Performers in order of appearance: Andrea Bowers, Catherine Opie, Kristina Wong, Chelo and Luna Montoya, Mónica Mayer, Hyun Kyung Chung, Susan Griffin, Leslie Labowitz Starus, Juno Stilley and Jess Gooding, Lucía Sanromán, Kelly Curry, Patty Chang, Asia Gonzalez, Barbara T. Smith, Cauleen Smith, Laverne Woods Dunn, Zut Lorz, Lauren Bon, Simone Forti, Ellen Sebastian Chang, Donna Deitch and Terry Jentz, Judy Baca, Mary Weatherford, Beatriz Cortez, Jodie Evans, Ingrid von Sydow, Lauren Halsey, Suzanne Lacy, and Nao Bustamante.
Suzanne Lacy is a pioneer in socially engaged and public performance art. Her large-scale projects span the globe and her writing includes Mapping the Terrain: New Genre Public Art and Leaving Art: Writings on Performance, Politics, and Publics. She is a professor at Roski School of Art and Design, University of Southern California and a resident artist at 18th Street Arts Center.

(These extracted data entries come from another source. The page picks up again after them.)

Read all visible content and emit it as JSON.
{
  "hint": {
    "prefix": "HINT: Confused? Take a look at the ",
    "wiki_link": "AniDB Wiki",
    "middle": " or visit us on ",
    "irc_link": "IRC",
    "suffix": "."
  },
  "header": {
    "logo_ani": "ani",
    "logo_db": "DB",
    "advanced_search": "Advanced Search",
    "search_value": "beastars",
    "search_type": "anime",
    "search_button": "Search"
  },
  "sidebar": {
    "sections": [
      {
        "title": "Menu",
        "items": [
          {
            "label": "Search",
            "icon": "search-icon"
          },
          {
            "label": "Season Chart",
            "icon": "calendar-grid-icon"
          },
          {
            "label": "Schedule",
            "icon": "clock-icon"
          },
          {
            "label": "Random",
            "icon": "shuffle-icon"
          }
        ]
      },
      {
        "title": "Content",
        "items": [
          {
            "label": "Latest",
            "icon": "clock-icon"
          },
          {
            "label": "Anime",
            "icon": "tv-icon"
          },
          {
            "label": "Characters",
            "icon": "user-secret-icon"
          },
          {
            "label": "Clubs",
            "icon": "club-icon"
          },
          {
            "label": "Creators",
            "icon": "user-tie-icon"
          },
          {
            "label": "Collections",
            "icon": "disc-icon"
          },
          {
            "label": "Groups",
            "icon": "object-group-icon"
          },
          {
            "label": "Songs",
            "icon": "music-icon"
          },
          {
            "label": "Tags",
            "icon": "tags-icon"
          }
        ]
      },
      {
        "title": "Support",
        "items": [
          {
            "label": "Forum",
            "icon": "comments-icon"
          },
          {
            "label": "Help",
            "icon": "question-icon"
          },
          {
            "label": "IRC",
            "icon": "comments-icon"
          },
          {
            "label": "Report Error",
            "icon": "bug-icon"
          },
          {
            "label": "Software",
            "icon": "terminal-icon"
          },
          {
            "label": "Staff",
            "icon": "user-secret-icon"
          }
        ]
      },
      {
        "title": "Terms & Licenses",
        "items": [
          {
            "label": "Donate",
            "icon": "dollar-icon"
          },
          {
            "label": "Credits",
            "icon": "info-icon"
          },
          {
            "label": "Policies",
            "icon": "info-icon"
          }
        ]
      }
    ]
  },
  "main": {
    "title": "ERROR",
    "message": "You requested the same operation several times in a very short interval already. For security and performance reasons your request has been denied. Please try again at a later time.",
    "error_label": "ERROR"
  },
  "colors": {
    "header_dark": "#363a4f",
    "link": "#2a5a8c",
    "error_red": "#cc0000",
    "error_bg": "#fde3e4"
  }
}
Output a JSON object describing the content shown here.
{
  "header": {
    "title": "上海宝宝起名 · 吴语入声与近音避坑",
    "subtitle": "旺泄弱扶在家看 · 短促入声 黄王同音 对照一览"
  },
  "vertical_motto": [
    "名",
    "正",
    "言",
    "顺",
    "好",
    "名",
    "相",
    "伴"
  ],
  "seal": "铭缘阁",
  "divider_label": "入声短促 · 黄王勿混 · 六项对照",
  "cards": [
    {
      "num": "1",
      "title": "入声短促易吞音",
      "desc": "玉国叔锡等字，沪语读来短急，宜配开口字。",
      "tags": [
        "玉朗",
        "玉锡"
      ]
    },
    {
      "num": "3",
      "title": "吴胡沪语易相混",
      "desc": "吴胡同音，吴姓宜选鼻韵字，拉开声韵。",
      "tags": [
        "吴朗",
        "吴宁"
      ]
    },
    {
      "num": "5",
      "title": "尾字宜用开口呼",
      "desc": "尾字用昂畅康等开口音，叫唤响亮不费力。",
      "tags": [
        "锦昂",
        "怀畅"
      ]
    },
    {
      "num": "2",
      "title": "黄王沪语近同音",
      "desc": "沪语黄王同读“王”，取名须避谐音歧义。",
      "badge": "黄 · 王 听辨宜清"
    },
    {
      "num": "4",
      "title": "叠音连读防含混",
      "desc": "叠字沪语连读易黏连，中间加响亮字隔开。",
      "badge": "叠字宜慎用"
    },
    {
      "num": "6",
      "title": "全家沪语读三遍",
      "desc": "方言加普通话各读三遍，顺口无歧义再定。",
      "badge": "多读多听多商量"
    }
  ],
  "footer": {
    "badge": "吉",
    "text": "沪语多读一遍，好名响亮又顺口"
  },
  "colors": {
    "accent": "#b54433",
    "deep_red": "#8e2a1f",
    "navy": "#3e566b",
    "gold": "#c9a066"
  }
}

Andrea Bowers merges art and social activism to focus on feminist, labor, political, and environmental issues. Grounded in the legacy of feminist art, Bowers’ conceptual and socially engaged work comprises collaborative projects, drawing, installation, and video. The drawings, which include meticulously detailed pencil drawings and large-scale cardboard images sourced from political graphics, serve as empathetic tools. The installations, photographs, and videos reflect the artist’s direct political stance in conversation with current issues and art historical movements, while her participatory projects use activist strategies to reach multiple constituencies and to reconsider the historical record.